A'dan Z'ye yeni yargı paketi
9.6.2014
AKP hükümetinin 4 Mayıs Çarşamba günü mecliste tartışmaya açtığı yeni yargı paketinde yine kadınlar yok. Kadın Cinayetlerini Durduracağız Platformu'nun tam üç kez meclise sunduğu TCK değişikliği AKP hükümetinin verdiği tüm sözlere, açıklamalara rağmen meclise taşınmadı. AKP kadın düşmanlığına A'dan Z'ye devam ediyorsa, kadınlar da yasaları çıkana kadar A'dan Z'ye mücadele diyor.

4 Mayıs Çarşamba günü, AKP hükümeti aylarca her konuşmada sözünü verdiği yasa paketini meclis gündemine taşıdı. Cinsel suçlarla önemli hükümler içeren yasa paketi, toplumun yarasına merhem olmaktan çok AKP hükümetinin kendi kadın düşmanı politikalarını pekiştirmeye devam ediyor. Tüm toplumun vicdanını yaralayan, meydanlara dökülmesini sağlayan tecavüz, kadın cinayeti davaları yaşanmamış gibi davranan AKP hükümeti, bırakın ağır cezayı yeni indirim yollarını yasalaştırmaya çalışıyor. 

Kadınlar kendi yasalarını tam üç kez meclise sundu

Kadın Cinayetlerini Durduracağız Platformu yasa teklifini meclise tam üç kez sunmasına rağmen, AKP’nin paketinde kadının adı yok. İlk önce 25 Kasım’da kadın cinayetlerinin “nitelikli halden” sayılması gerektiğini ve hiçbir indirim hükmünün uygulanmaması gerektiğini söyleyen platform, tüm dünyadan topladığı on binlerce imza ile mart ayında yasa teklifini tekrar meclise iletmişti.
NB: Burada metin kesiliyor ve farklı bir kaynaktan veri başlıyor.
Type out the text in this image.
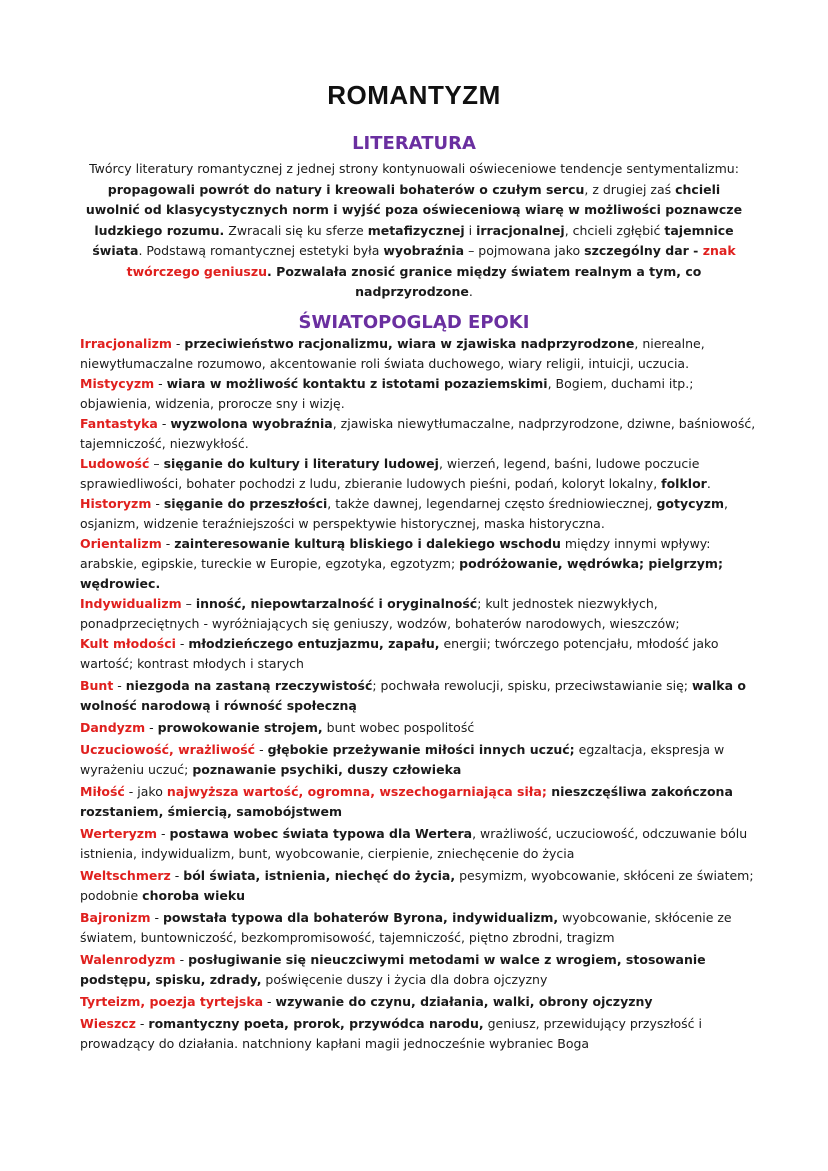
ROMANTYZM
LITERATURA
Twórcy literatury romantycznej z jednej strony kontynuowali oświeceniowe tendencje sentymentalizmu: propagowali powrót do natury i kreowali bohaterów o czułym sercu, z drugiej zaś chcieli uwolnić od klasycystycznych norm i wyjść poza oświeceniową wiarę w możliwości poznawcze ludzkiego rozumu. Zwracali się ku sferze metafizycznej i irracjonalnej, chcieli zgłębić tajemnice świata. Podstawą romantycznej estetyki była wyobraźnia – pojmowana jako szczególny dar - znak twórczego geniuszu. Pozwalała znosić granice między światem realnym a tym, co nadprzyrodzone.
ŚWIATOPOGLĄD EPOKI

Irracjonalizm - przeciwieństwo racjonalizmu, wiara w zjawiska nadprzyrodzone, nierealne, niewytłumaczalne rozumowo, akcentowanie roli świata duchowego, wiary religii, intuicji, uczucia.

Mistycyzm - wiara w możliwość kontaktu z istotami pozaziemskimi, Bogiem, duchami itp.; objawienia, widzenia, prorocze sny i wizję.

Fantastyka - wyzwolona wyobraźnia, zjawiska niewytłumaczalne, nadprzyrodzone, dziwne, baśniowość, tajemniczość, niezwykłość.

Ludowość – sięganie do kultury i literatury ludowej, wierzeń, legend, baśni, ludowe poczucie sprawiedliwości, bohater pochodzi z ludu, zbieranie ludowych pieśni, podań, koloryt lokalny, folklor.

Historyzm - sięganie do przeszłości, także dawnej, legendarnej często średniowiecznej, gotycyzm, osjanizm, widzenie teraźniejszości w perspektywie historycznej, maska historyczna.

Orientalizm - zainteresowanie kulturą bliskiego i dalekiego wschodu między innymi wpływy: arabskie, egipskie, tureckie w Europie, egzotyka, egzotyzm; podróżowanie, wędrówka; pielgrzym; wędrowiec.

Indywidualizm – inność, niepowtarzalność i oryginalność; kult jednostek niezwykłych, ponadprzeciętnych - wyróżniających się geniuszy, wodzów, bohaterów narodowych, wieszczów;

Kult młodości - młodzieńczego entuzjazmu, zapału, energii; twórczego potencjału, młodość jako wartość; kontrast młodych i starych

Bunt - niezgoda na zastaną rzeczywistość; pochwała rewolucji, spisku, przeciwstawianie się; walka o wolność narodową i równość społeczną

Dandyzm - prowokowanie strojem, bunt wobec pospolitość

Uczuciowość, wrażliwość - głębokie przeżywanie miłości innych uczuć; egzaltacja, ekspresja w wyrażeniu uczuć; poznawanie psychiki, duszy człowieka

Miłość - jako najwyższa wartość, ogromna, wszechogarniająca siła; nieszczęśliwa zakończona rozstaniem, śmiercią, samobójstwem

Werteryzm - postawa wobec świata typowa dla Wertera, wrażliwość, uczuciowość, odczuwanie bólu istnienia, indywidualizm, bunt, wyobcowanie, cierpienie, zniechęcenie do życia

Weltschmerz - ból świata, istnienia, niechęć do życia, pesymizm, wyobcowanie, skłóceni ze światem; podobnie choroba wieku

Bajronizm - powstała typowa dla bohaterów Byrona, indywidualizm, wyobcowanie, skłócenie ze światem, buntowniczość, bezkompromisowość, tajemniczość, piętno zbrodni, tragizm

Walenrodyzm - posługiwanie się nieuczciwymi metodami w walce z wrogiem, stosowanie podstępu, spisku, zdrady, poświęcenie duszy i życia dla dobra ojczyzny

Tyrteizm, poezja tyrtejska - wzywanie do czynu, działania, walki, obrony ojczyzny

Wieszcz - romantyczny poeta, prorok, przywódca narodu, geniusz, przewidujący przyszłość i prowadzący do działania. natchniony kapłani magii jednocześnie wybraniec Boga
En son yeni yargı paketinin gündeme alınacağı tarihlerde mecliste tüm siyasi partilerin vekilleri ve Adalet Komisyonu Başkanı Ahmet İyimaya ile görüşen platform, vekillerin desteğini ve AKP’nin sözünü almıştı. Adalet Komisyonu toplantılarına da katılan platform yasa meclise gelmeden orada da itirazlarını dile getirdi, AKP sustu. AKP ne komisyon toplantısında kadınlara yönelik hükümlerin eklenmesine dair verdiği sözü tuttu, ne meclisteki görüşmeler sırasında kapısının önünde öldürülen kadınların ailelerinin uyarılarını dinledi, ne de mecliste Platformun verilerini açıklayan vekillere kulak astı. 
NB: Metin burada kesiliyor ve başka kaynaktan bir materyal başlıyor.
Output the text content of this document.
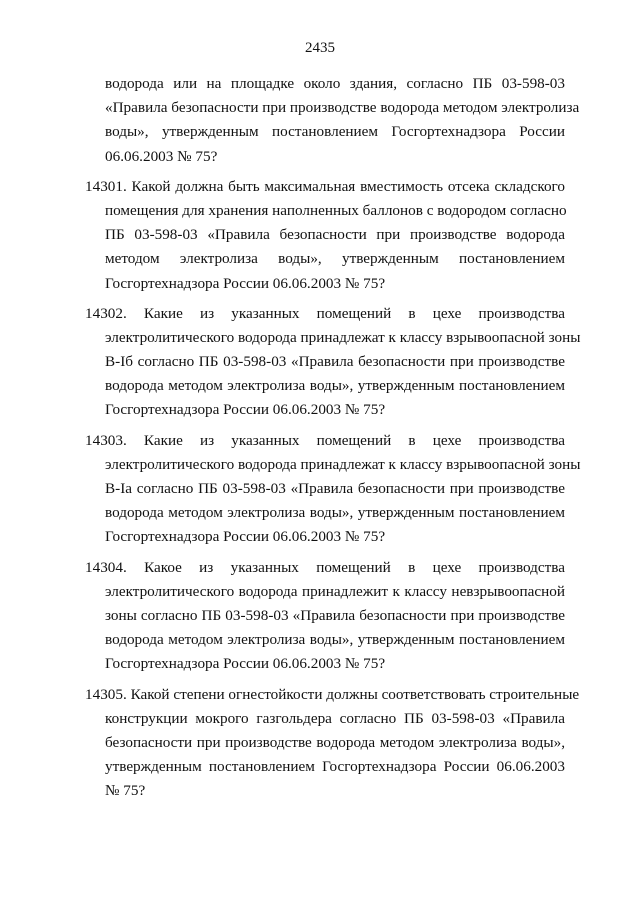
2435
водорода или на площадке около здания, согласно ПБ 03-598-03
«Правила безопасности при производстве водорода методом электролиза
воды», утвержденным постановлением Госгортехнадзора России
06.06.2003 № 75?
14301. Какой должна быть максимальная вместимость отсека складского
помещения для хранения наполненных баллонов с водородом согласно
ПБ 03-598-03 «Правила безопасности при производстве водорода
методом электролиза воды», утвержденным постановлением
Госгортехнадзора России 06.06.2003 № 75?
14302. Какие из указанных помещений в цехе производства
электролитического водорода принадлежат к классу взрывоопасной зоны
В-Іб согласно ПБ 03-598-03 «Правила безопасности при производстве
водорода методом электролиза воды», утвержденным постановлением
Госгортехнадзора России 06.06.2003 № 75?
14303. Какие из указанных помещений в цехе производства
электролитического водорода принадлежат к классу взрывоопасной зоны
В-Іа согласно ПБ 03-598-03 «Правила безопасности при производстве
водорода методом электролиза воды», утвержденным постановлением
Госгортехнадзора России 06.06.2003 № 75?
14304. Какое из указанных помещений в цехе производства
электролитического водорода принадлежит к классу невзрывоопасной
зоны согласно ПБ 03-598-03 «Правила безопасности при производстве
водорода методом электролиза воды», утвержденным постановлением
Госгортехнадзора России 06.06.2003 № 75?
14305. Какой степени огнестойкости должны соответствовать строительные
конструкции мокрого газгольдера согласно ПБ 03-598-03 «Правила
безопасности при производстве водорода методом электролиза воды»,
утвержденным постановлением Госгортехнадзора России 06.06.2003
№ 75?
AKP katillerin önünü açıyor

Peki, yeni yargı paketi nasıl hükümler getiriyor. Cezaların kademeli olarak arttırılacağını iddia eden yasa paketi,  özünde AKP’nin muhafazakâr politikalarını muhafaza etmeyi hedefliyor. Çocuk yaşta evlilikler ile ilgili ceza artırımı olsa bile evlilikleri engelleyecek hükümler içermiyor. Cinsel suçlarla ilgili soruşturmayı şikâyete bağlı kılma ve sadece maddi delillere göre soruşturma gibi hükümlerle aslında bu suçların yargılamasının önünü kapatıyor. Bu da yetmezmiş gibi “fiilin ani işlenmesi” gibi muğlak ifadelerle sanıklara yeni indirim yolunu açıyor. 

Yasa “yaşam” demek

AKP bildiğini okumakta ne kadar ısrarcıysa, kurulduğu güden bu yana mücadele yürüten Kadın Cinayetlerini Durduracağız Platformu kadınların yaşam hakkını korumakta ısrarcı. Manisa, İzmir, Ankara, Eskişehir, Bursa ve İstanbul’da sokaklardan AKP’yi uyarak Platform üyeleri tam 3 kez meclise sundukları yasa kabul edilene ve koruma kanunları uygulanana kadar AKP’nin yakasını bırakmayacak. 

Hukukçular ne diyor?

Kadın Cinayetlerini Durduracağız Platformu’nun pek çok ilde davalarını da yürüten, kadınların yaşam hakkı ve kadın katilerinin ağır ceza alması için mücadele yürüten hukukçular yeni yargı paketini değerlendirdi. 

 

Kadın Cinayetlerini Durduracağız Platformu Avukatı Çağla Deniz Felamur

Hükümet görevini yapmak zorunda

TCK da düzenleme yapılmasına ilişkin olarak hazırlanan torba yasada sadece cinsel suçlara ilişkin düzenleme bulunmakta, kadın cinayetlerine ilişkin hiçbir yeni düzenleme getirilmemektedir. 2013 yılında 237 kadın kardeşimiz katledilmiştir. Bu sayı 2014 yılın henüz yarısına dahi gelmemişken kadın cinayeti sayısı 121 e ulaşmıştır. Kadın cinayetlerindeki bu korkunç sayılara rağmen AKP hükûmeti halen hiçbir yasal düzenleme yapmamakta ısrarcıdır. 

 

AKP’ye göre kadınlar suçlu

Torba yasada kadın cinayetlerine ilişkin düzenleme yapacağını açıklayan hükûmet yine sözünü tutmamıştır. Keza söz konusu torba yasada cinsel suçlara ilişkin yapılan düzenlemede kabul edilebilir nitelikte değildir. Yasada yapılmaya çalışılan düzenlemeler AKP hükûmetinin erkek egemen ve kadın düşmanı siyasetinin bir görünümüdür.  Yasa sanki tecavüzcüleri korumak için çıkarılmış gibidir. Tecavüzcüyü korumaya çalışan zihniyet haliyle kadın katillerini de korumaya çalışmakta ve kadın cinayetine ilişkin yasada düzenleme yapmaktan kaçınmaktadır.  AKP zihniyetinde erkek mağdur, kadın ise kendi yasamı hakkında karar vermek istediği için, bir birey olarak toplumda yer edinmek istediği içinse SUCLUDUR.  Bu nedenledir ki aldattı beni, boşanmak istedi, hakaret etti ve benzeri iddialarla katledilen kadın kardeşlerimiz AKP zihniyetinin gözünde bu kaderi hak etmiştir, bu kadınların fıtratlarında vardır ve haliyle de kadın cinayetlerine ilişkin hiçbir düzenleme yapmamaktadırlar.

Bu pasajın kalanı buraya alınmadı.